Cross-Compiling Open Babel
For this tutorial, we'll use the Open Babel 2.1.1 source distribution. Unpack the tarball and change into the directory.
Next, we'll need to set up our cross-compiler environment. Fortunately, NestedVM has made this easy. If you check your environment variables, you'll find that CXX and CC have both been set. All that remains is to notify the configure script that we'll be cross-compiling:
$ ./configure --host=mips-unknown-elf
Then we build the MIPS binaries:
$ make
Peeking into the tools directory, we can see all of the Open Babel command line tools have been built, including babel.
Unless you're running a MIPS machine, though, this binary won't be executable.
So far, it looks like everything worked. Although it didn't work the first time I tried it, the NestedVM team were most helpful.

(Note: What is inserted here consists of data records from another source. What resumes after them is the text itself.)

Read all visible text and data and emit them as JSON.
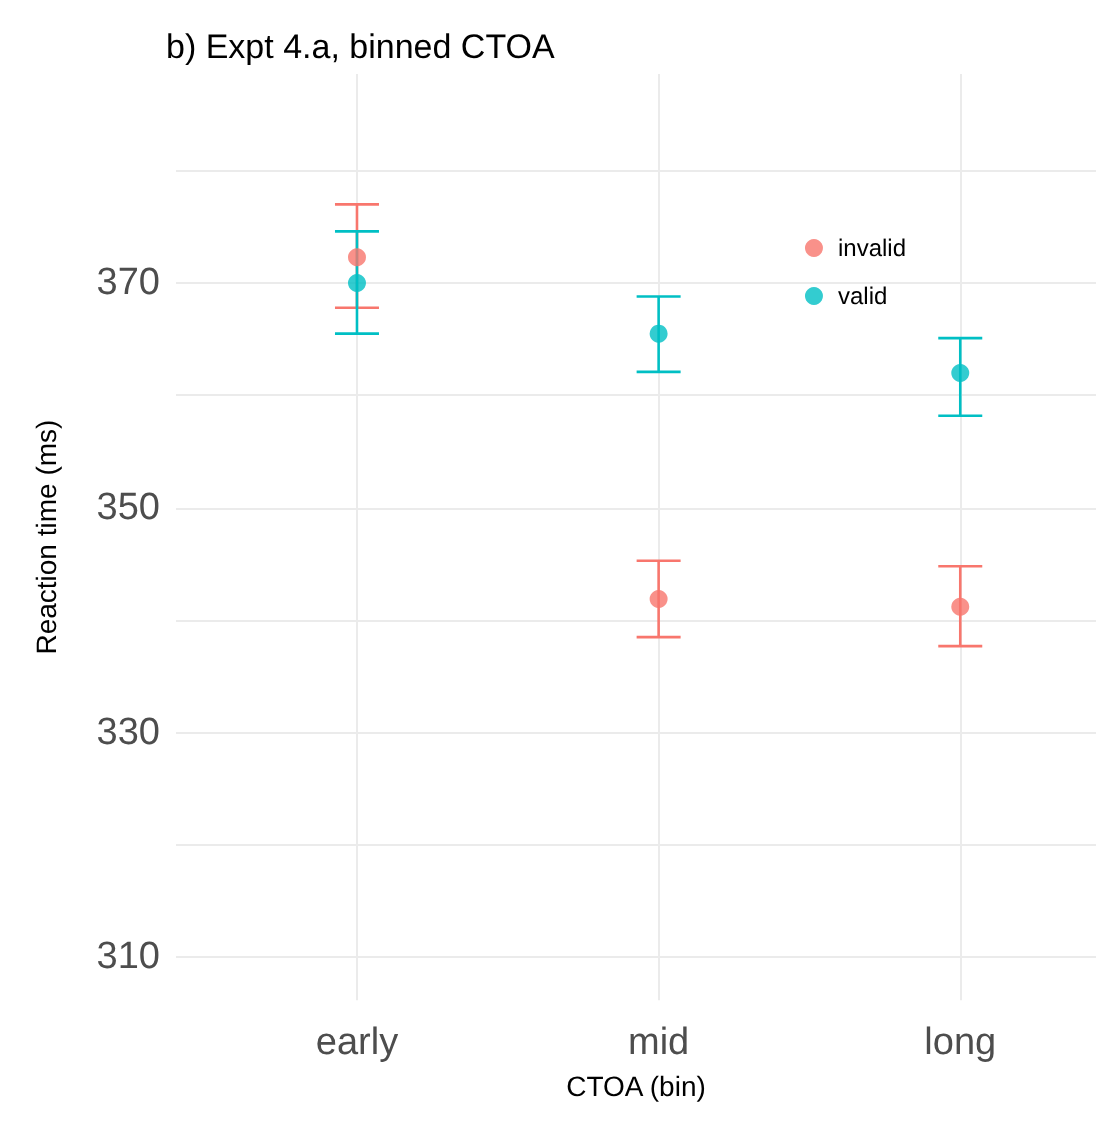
{
  "chart_data": {
    "type": "scatter",
    "title": "b) Expt 4.a, binned CTOA",
    "xlabel": "CTOA (bin)",
    "ylabel": "Reaction time (ms)",
    "categories": [
      "early",
      "mid",
      "long"
    ],
    "series": [
      {
        "name": "invalid",
        "color": "#f8766d",
        "values": [
          372.3,
          341.9,
          341.2
        ],
        "errors": [
          [
            367.8,
            377.0
          ],
          [
            338.5,
            345.3
          ],
          [
            337.7,
            344.8
          ]
        ]
      },
      {
        "name": "valid",
        "color": "#00bfc4",
        "values": [
          370.0,
          365.5,
          362.0
        ],
        "errors": [
          [
            365.5,
            374.6
          ],
          [
            362.1,
            368.8
          ],
          [
            358.2,
            365.1
          ]
        ]
      }
    ],
    "ylim": [
      306.2,
      388.6
    ],
    "yticks": [
      310,
      {
        "value": 320,
        "label": null
      },
      330,
      {
        "value": 340,
        "label": null
      },
      350,
      {
        "value": 360,
        "label": null
      },
      370,
      {
        "value": 380,
        "label": null
      }
    ],
    "grid": true,
    "legend": "top right",
    "marker": "circle"
  }
}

Building the Java Class File
We're now ready for the final stage in the process, converting the MIPS binary to a Java class file. Again, NestedVM makes this simple:
$ cd tools
$ java org.ibex.nestedvm.Compiler -outfile Babel.class Babel babel
Exception in thread "main" java.lang.IllegalStateException: unresolved phantom target
at org.ibex.classgen.MethodGen.resolveTarget(MethodGen.java:555)

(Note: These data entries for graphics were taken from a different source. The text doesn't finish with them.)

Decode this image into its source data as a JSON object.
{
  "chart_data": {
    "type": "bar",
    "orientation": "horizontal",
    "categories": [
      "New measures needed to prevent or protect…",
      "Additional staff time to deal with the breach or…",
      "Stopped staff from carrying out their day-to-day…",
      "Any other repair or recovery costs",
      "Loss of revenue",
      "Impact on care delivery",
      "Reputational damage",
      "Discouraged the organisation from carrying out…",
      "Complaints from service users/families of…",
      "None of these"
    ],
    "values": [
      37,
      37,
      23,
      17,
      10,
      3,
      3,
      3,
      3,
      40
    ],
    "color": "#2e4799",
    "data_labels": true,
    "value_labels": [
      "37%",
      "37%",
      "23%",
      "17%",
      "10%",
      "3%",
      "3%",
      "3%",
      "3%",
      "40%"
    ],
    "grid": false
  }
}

at org.ibex.classgen.MethodGen._generateCode(MethodGen.java:664)
at org.ibex.classgen.MethodGen.generateCode(MethodGen.java:618)
at org.ibex.classgen.MethodGen.dump(MethodGen.java:888)
at org.ibex.classgen.ClassFile._dump(ClassFile.java:193)
at org.ibex.classgen.ClassFile.dump(ClassFile.java:160)
at org.ibex.nestedvm.ClassFileCompiler.__go(ClassFileCompiler.java:380)
at org.ibex.nestedvm.ClassFileCompiler._go(ClassFileCompiler.java:72)
at org.ibex.nestedvm.Compiler.go(Compiler.java:259)
Unfortunately, NestedVM has blown up with an exception. Although our target class file, Babel.class is now in our working directory, it is not complete and won't run.
What Went Wrong?
After bringing this problem to the NestedVM mailing list, it appears that this is a NestedVM bug.
However, the way babel works is to load its various language modules dynamically. It may be possible to fix the problem by producing a version of babel containing all of its modules in a single binary.
Although there is a major issue to be resolved, this tutorial illustrates the full process of compiling C++ code to Java bytecode using NestedVM.